The Stoxx Europe 600 index was 1.6% lower late in the European morning, following a 4.2% gain on Tuesday. Germany's DAX lost 1.6%, France's CAC 40 was down 1.7%, and the U.K.'s FTSE 100 was 1.5% lower.
The losses followed another volatile session in Chinese markets, as fresh measures to ease monetary policy late Tuesday failed to settle investors' nerves. China's central bank cut interest rates and flooded its banking system with liquidity via a cut to banks' reserve ratio requirements. The Shanghai Composite Index swung between gains and losses before closing 1.3% lower.
Some investors worry the People's Bank of China's moves, which many anticipated, won't be enough to steady markets after the selloff of the last week. Some economists expect further moves by the Chinese government.
"Chinese authorities [are] treading water...[They are] responding to recent market movements, but not more," said Rob Waldner, chief strategist at Invesco, which oversees $806.7 billion in assets, in a note to clients Wednesday.
Concerns over slowing growth in the world's second-largest economy have shaken markets over the past few weeks, hitting commodities and emerging-market currencies particularly hard.
"At the heart of investors' concern is whether the pace of economic growth in China is slowing from the government's target level," said William Fong, investment director at Baring Asset Management.
China is targeting growth of 7% in 2015, compared with its nearly 10% average annual growth for the past three decades.
"Markets want to hear from China a plan on how the slowdown is going to be managed," said Thomas Flury, head of currency strategy at UBS Wealth Management, which oversees about $2 trillion in assets.
"Volatility is spectacular on equity markets right now," he added.
However, some investors don't see a reason to panic.
"While we do expect moderation in China's growth, we continue to see it as healthy and an inevitable normalization for an economy of its size," said Michael Hasenstab, bond portfolio manager at Franklin Templeton Investments, in a note to clients Wednesday.
Some investors think China's economic slowdown could delay the Federal Reserve's plans to lift interest rates from near zero later this year. Many had previously expected a September rate increase.
"We expect the Fed to raise interest rates in the second half of 2015, although we aren't fixated on the exact timing," said Mr.

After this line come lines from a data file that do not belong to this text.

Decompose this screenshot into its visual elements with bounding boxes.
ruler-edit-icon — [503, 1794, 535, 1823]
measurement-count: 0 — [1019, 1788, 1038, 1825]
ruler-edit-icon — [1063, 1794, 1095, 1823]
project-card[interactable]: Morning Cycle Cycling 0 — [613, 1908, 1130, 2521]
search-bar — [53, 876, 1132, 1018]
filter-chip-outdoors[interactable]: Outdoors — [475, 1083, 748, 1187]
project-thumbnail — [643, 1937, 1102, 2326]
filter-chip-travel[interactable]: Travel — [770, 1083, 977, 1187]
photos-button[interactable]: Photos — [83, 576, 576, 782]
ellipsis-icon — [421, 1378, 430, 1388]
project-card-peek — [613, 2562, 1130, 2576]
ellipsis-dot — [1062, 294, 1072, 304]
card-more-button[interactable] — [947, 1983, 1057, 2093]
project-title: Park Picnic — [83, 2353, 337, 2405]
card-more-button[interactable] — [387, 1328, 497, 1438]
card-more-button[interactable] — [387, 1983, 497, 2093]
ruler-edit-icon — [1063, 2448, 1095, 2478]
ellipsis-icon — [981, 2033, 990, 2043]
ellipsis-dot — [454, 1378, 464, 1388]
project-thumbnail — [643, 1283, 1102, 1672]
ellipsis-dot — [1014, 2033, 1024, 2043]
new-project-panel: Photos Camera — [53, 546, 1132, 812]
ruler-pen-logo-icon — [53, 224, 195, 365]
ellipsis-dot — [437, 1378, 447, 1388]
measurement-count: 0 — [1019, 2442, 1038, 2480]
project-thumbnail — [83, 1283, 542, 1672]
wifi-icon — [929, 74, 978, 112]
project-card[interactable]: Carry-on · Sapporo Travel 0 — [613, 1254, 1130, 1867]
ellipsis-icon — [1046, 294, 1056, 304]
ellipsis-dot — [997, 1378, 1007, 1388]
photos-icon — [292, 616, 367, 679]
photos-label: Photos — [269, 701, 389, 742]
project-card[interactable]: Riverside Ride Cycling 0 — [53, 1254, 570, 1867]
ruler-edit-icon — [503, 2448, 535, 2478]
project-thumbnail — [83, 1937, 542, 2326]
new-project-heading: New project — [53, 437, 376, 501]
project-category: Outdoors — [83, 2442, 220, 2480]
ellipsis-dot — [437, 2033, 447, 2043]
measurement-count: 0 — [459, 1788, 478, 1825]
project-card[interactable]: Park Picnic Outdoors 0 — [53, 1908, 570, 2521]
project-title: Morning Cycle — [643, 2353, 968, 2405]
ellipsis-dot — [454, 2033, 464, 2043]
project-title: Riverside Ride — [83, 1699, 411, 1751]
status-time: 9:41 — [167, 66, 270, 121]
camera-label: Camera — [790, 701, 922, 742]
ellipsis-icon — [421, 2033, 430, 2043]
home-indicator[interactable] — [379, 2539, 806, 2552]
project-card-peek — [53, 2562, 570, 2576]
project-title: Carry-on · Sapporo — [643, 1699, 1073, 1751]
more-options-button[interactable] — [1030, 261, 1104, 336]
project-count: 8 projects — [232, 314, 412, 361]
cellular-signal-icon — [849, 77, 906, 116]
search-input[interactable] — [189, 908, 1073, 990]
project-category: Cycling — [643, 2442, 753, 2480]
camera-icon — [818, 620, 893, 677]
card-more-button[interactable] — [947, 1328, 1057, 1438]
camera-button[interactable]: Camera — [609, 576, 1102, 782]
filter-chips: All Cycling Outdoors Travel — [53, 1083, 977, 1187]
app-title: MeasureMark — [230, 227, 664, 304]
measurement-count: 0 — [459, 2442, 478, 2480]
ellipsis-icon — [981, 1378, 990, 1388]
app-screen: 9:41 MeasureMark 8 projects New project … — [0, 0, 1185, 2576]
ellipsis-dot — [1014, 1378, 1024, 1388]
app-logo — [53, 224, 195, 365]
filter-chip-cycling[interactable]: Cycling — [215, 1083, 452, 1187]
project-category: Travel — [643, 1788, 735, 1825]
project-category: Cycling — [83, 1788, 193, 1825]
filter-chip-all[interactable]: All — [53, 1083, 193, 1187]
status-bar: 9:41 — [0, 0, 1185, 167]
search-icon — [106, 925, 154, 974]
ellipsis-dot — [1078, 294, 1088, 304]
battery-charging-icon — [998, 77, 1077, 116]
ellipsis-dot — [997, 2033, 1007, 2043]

Hasenstab.
Oil prices were little-changed after Tuesday's gains, with Brent crude 0.2% higher at $43.31 a barrel.
In currency markets, the euro fell 0.5% against the dollar to $1.1460. The currency has shown some resilience against the dollar amid the large selloff, acting as investors go-to currency at times of market stress. The dollar strengthened 0.6% against the yen to Yen119.364.